In the company of an old friend, conversation and humor flow naturally. However, when we have to interact with a stranger, things can feel awkward even when you’re both laughing along — and this can be easily sensed from the outside as well. According to a new study, infants as young as five months old are capable of differentiating laughter between friends and between strangers, suggesting that the ability to assess the nature of social relationships develops early in our lifetimes.
“Infants’ sensitivity to different kinds of laughter might be one of the early emerging tools they use to understand and navigate the complex social world,” says Athena Vouloumanos, an associate professor in New York University’s Department of Psychology and one of the co-authors of the study.
“Very brief instances of shared laughter can reveal rich information about people’s relationships, detectable in infants as young as five months of age and universally by adults around the world,” adds co-author Gregory Bryant, a professor in UCLA’s Department of Communication.
When a group of people laughs simultaneously (a “colaughter”), it’s possible to gauge the nature of their relationship — whether friends, acquaintances, or strangers — based on subtle vocalization cues.

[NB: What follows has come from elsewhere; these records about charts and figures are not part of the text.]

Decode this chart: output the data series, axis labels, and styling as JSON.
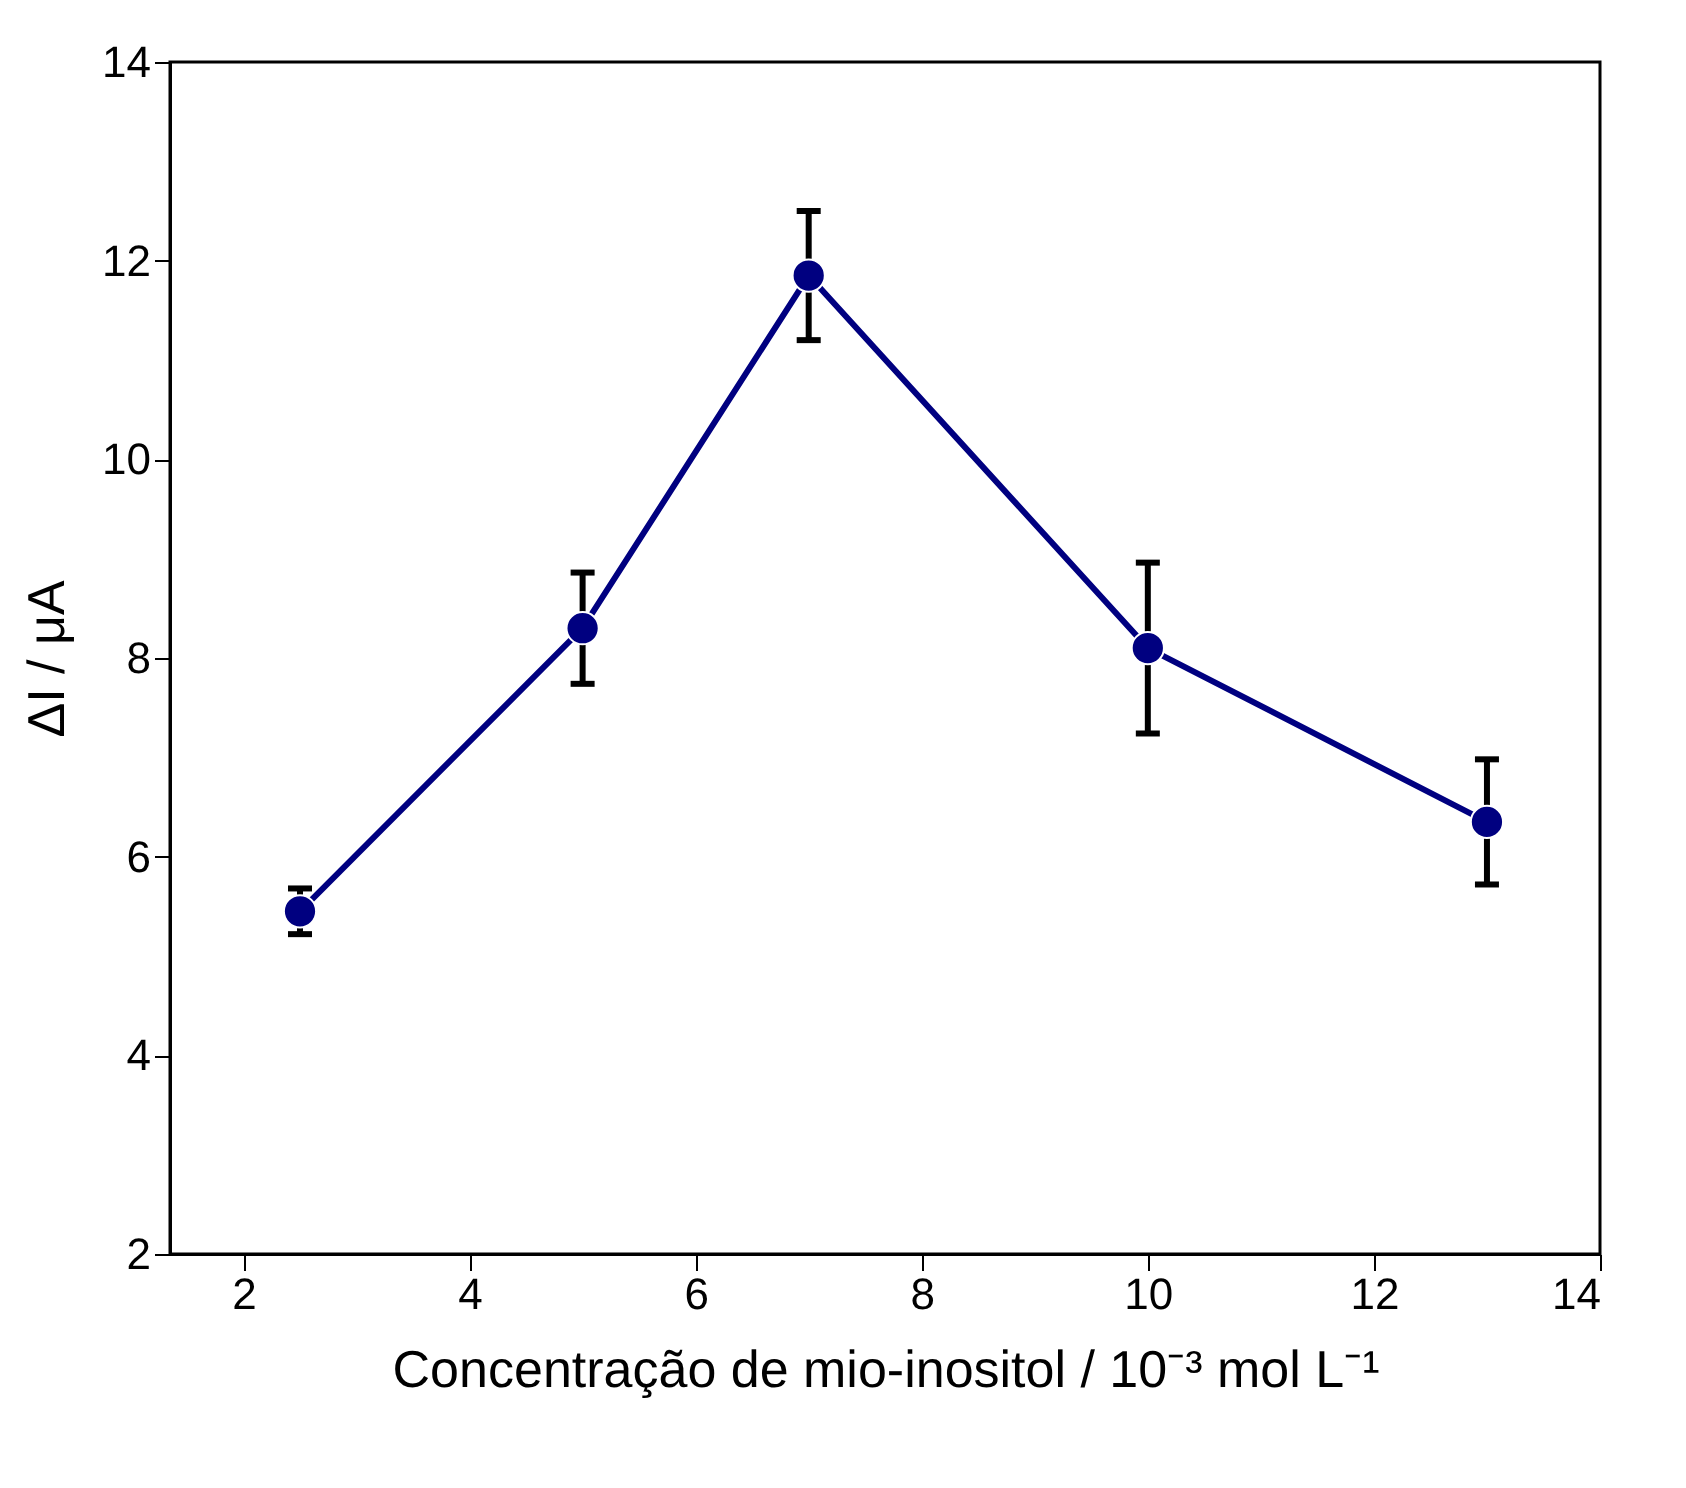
{
  "chart_data": {
    "type": "line",
    "xlabel": "Concentração de mio-inositol / 10⁻³ mol L⁻¹",
    "ylabel": "ΔI / μA",
    "x": [
      2.5,
      5,
      7,
      10,
      13
    ],
    "series": [
      {
        "color": "#000080",
        "values": [
          5.45,
          8.3,
          11.85,
          8.1,
          6.35
        ],
        "errors": [
          0.23,
          0.56,
          0.65,
          0.86,
          0.63
        ]
      }
    ],
    "xlim": [
      1.35,
      14
    ],
    "xticks": [
      2,
      4,
      6,
      8,
      10,
      12,
      14
    ],
    "ylim": [
      2,
      14
    ],
    "yticks": [
      2,
      4,
      6,
      8,
      10,
      12,
      14
    ],
    "grid": false,
    "marker": "circle",
    "line_style": "solid"
  }
}
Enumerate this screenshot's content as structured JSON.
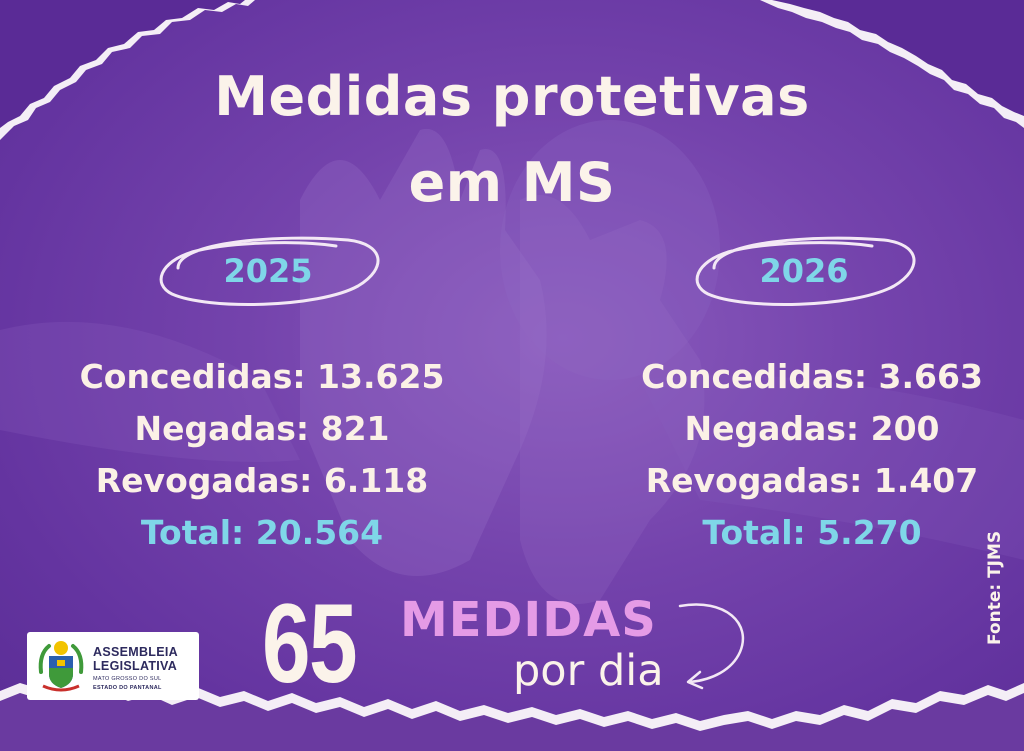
{
  "title": {
    "line1": "Medidas protetivas",
    "line2": "em MS"
  },
  "columns": [
    {
      "year": "2025",
      "concedidas": "Concedidas: 13.625",
      "negadas": "Negadas: 821",
      "revogadas": "Revogadas: 6.118",
      "total": "Total: 20.564"
    },
    {
      "year": "2026",
      "concedidas": "Concedidas: 3.663",
      "negadas": "Negadas: 200",
      "revogadas": "Revogadas: 1.407",
      "total": "Total: 5.270"
    }
  ],
  "highlight": {
    "number": "65",
    "word": "MEDIDAS",
    "suffix": "por dia"
  },
  "logo": {
    "line1": "ASSEMBLEIA",
    "line2": "LEGISLATIVA",
    "line3": "MATO GROSSO DO SUL",
    "line4": "ESTADO DO PANTANAL"
  },
  "source": "Fonte: TJMS",
  "colors": {
    "background": "#6a3aa0",
    "title_text": "#fbf3ea",
    "accent_cyan": "#7fd6e8",
    "accent_pink": "#e59be6"
  },
  "icons": {
    "year_oval": "hand-drawn-oval",
    "arrow": "curved-arrow-icon",
    "emblem": "state-coat-of-arms-icon"
  }
}
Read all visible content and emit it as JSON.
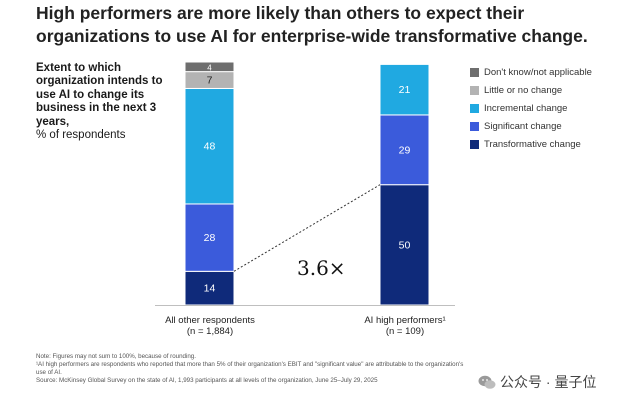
{
  "title": "High performers are more likely than others to expect their organizations to use AI for enterprise-wide transformative change.",
  "subtitle_bold": "Extent to which organization intends to use AI to change its business in the next 3 years,",
  "subtitle_unit": "% of respondents",
  "colors": {
    "dont_know": "#6e6e6e",
    "little": "#b3b3b3",
    "incremental": "#20a9e1",
    "significant": "#3b5bdb",
    "transformative": "#0f2a7a"
  },
  "chart_data": {
    "type": "bar",
    "stacked": true,
    "categories": [
      "All other respondents",
      "AI high performers"
    ],
    "category_labels": [
      {
        "name": "All other respondents",
        "n": "(n = 1,884)"
      },
      {
        "name": "AI high performers¹",
        "n": "(n = 109)"
      }
    ],
    "series": [
      {
        "name": "Transformative change",
        "color": "#0f2a7a",
        "values": [
          14,
          50
        ]
      },
      {
        "name": "Significant change",
        "color": "#3b5bdb",
        "values": [
          28,
          29
        ]
      },
      {
        "name": "Incremental change",
        "color": "#20a9e1",
        "values": [
          48,
          21
        ]
      },
      {
        "name": "Little or no change",
        "color": "#b3b3b3",
        "values": [
          7,
          0
        ]
      },
      {
        "name": "Don't know/not applicable",
        "color": "#6e6e6e",
        "values": [
          4,
          0
        ]
      }
    ],
    "ylim": [
      0,
      101
    ],
    "annotation": "3.6×"
  },
  "legend": [
    {
      "label": "Don't know/not applicable",
      "color": "#6e6e6e"
    },
    {
      "label": "Little or no change",
      "color": "#b3b3b3"
    },
    {
      "label": "Incremental change",
      "color": "#20a9e1"
    },
    {
      "label": "Significant change",
      "color": "#3b5bdb"
    },
    {
      "label": "Transformative change",
      "color": "#0f2a7a"
    }
  ],
  "notes": [
    "Note: Figures may not sum to 100%, because of rounding.",
    "¹AI high performers are respondents who reported that more than 5% of their organization's EBIT and \"significant value\" are attributable to the organization's",
    "  use of AI.",
    "Source: McKinsey Global Survey on the state of AI, 1,993 participants at all levels of the organization, June 25–July 29, 2025"
  ],
  "watermark": "公众号 · 量子位"
}
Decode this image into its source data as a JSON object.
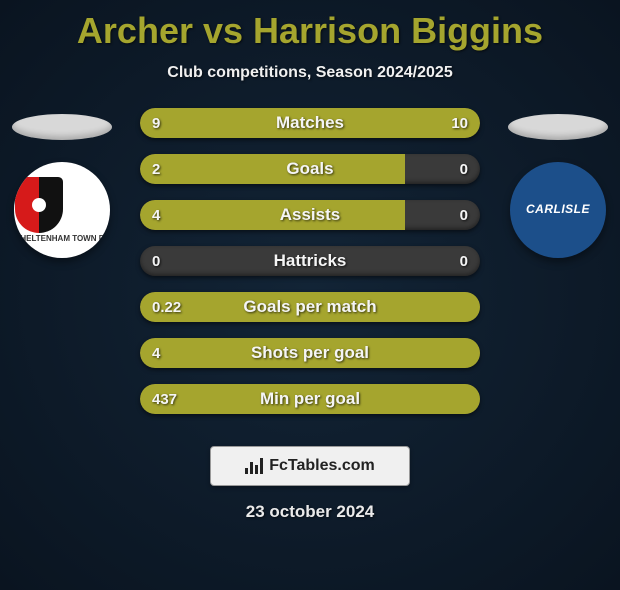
{
  "title": "Archer vs Harrison Biggins",
  "subtitle": "Club competitions, Season 2024/2025",
  "footer_site": "FcTables.com",
  "footer_date": "23 october 2024",
  "colors": {
    "accent": "#a5a52e",
    "bar_track": "#3a3a3a",
    "background": "#0b1a2a",
    "text": "#ffffff",
    "badge_left_bg": "#ffffff",
    "badge_right_bg": "#1c4f8a"
  },
  "player_left": {
    "name": "Archer",
    "club": "Cheltenham Town FC",
    "badge_text": "CHELTENHAM TOWN FC"
  },
  "player_right": {
    "name": "Harrison Biggins",
    "club": "Carlisle",
    "badge_text": "CARLISLE"
  },
  "stats": [
    {
      "label": "Matches",
      "left_val": "9",
      "right_val": "10",
      "left_pct": 47,
      "right_pct": 53
    },
    {
      "label": "Goals",
      "left_val": "2",
      "right_val": "0",
      "left_pct": 78,
      "right_pct": 0
    },
    {
      "label": "Assists",
      "left_val": "4",
      "right_val": "0",
      "left_pct": 78,
      "right_pct": 0
    },
    {
      "label": "Hattricks",
      "left_val": "0",
      "right_val": "0",
      "left_pct": 0,
      "right_pct": 0
    },
    {
      "label": "Goals per match",
      "left_val": "0.22",
      "right_val": "",
      "left_pct": 100,
      "right_pct": 0
    },
    {
      "label": "Shots per goal",
      "left_val": "4",
      "right_val": "",
      "left_pct": 100,
      "right_pct": 0
    },
    {
      "label": "Min per goal",
      "left_val": "437",
      "right_val": "",
      "left_pct": 100,
      "right_pct": 0
    }
  ]
}
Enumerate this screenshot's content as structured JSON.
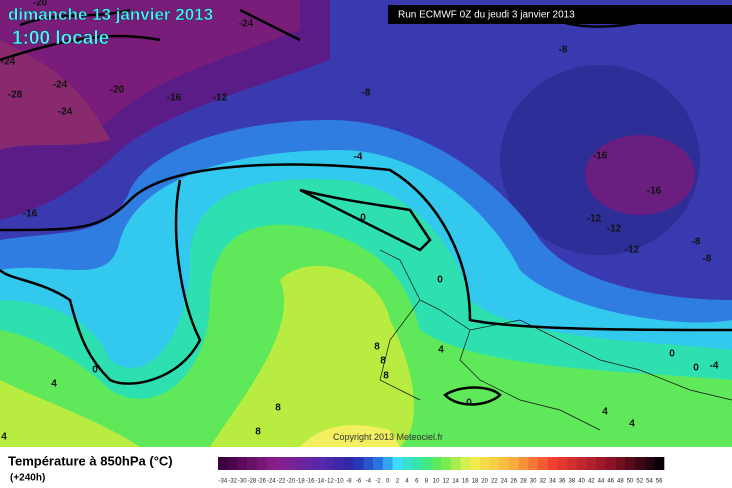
{
  "header": {
    "title": "dimanche 13 janvier 2013",
    "subtitle": "1:00 locale",
    "run": "Run ECMWF 0Z du jeudi 3 janvier 2013",
    "copyright": "Copyright 2013 Meteociel.fr"
  },
  "legend": {
    "title": "Température à 850hPa (°C)",
    "lead": "(+240h)",
    "ticks": [
      -34,
      -32,
      -30,
      -28,
      -26,
      -24,
      -22,
      -20,
      -18,
      -16,
      -14,
      -12,
      -10,
      -8,
      -6,
      -4,
      -2,
      0,
      2,
      4,
      6,
      8,
      10,
      12,
      14,
      16,
      18,
      20,
      22,
      24,
      26,
      28,
      30,
      32,
      34,
      36,
      38,
      40,
      42,
      44,
      46,
      48,
      50,
      52,
      54,
      56
    ]
  },
  "map": {
    "labels": [
      -20,
      -24,
      -24,
      -28,
      -24,
      -24,
      -20,
      -16,
      -12,
      -8,
      -8,
      -16,
      -16,
      -12,
      -12,
      -12,
      -8,
      -8,
      -4,
      -16,
      0,
      0,
      0,
      4,
      8,
      8,
      8,
      4,
      0,
      4,
      4,
      0,
      0,
      -4,
      8,
      8,
      4
    ]
  }
}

In 2016, Bryant and colleagues at UCLA published a study that found that listening to other people laugh together, even for just one second, can be enough information to gauge whether or not those people are friends. Their findings suggest that laughter between friends is generally more spontaneous — and that this ability knows no cultural boundaries.
“In a highly cooperative species such as ours, it is important for individuals to correctly identify the social alliances of others,” Bryant said in a statement. “If laughter helps people accomplish that, it has likely played a role in social communication leading to cooperative interactions.”
In their new study, Bryant and Vouloumanos wanted to investigate how early on this ability develops by exposing five-year-olds to laughter between strangers and between friends. In the first experiment, the researchers gauged how long infants listened to audio recordings of colaughter which altered between instances of friends and strangers. The findings suggest that infants listened longer to colaughter between friends. Previous research established that infants elicit preferences through longer listening or looking times.
The second experiment was visual. The infants saw two types of videos on a screen, showing either two friends or two strangers interacting. To signal friendship, the two actors faced and smiled each other, while in the “strangers” condition, the actors turned their backs to each other. Both videos froze on a still frame of the actors facing the infant with neutral expressions; at this moment, alternating audio records of laughter between friends and between strangers were played. In some instances, the researchers mixed the audio recordings — stranger colaughter with visual interactions between friends and friend colaughter with visual interactions between strangers.
As expected, the infants fixed their gaze for a longer time when colaughter and interactions were mismatched. This is a normal reaction in response to the incongruence between colaughter and the nature of the relationship.
“The ability to rapidly evaluate acoustic features in colaughter that reveal social relationships between individuals appears early in human infancy and might be the product of an adaptive affiliation detection system that uses vocal cues,” the authors conclude.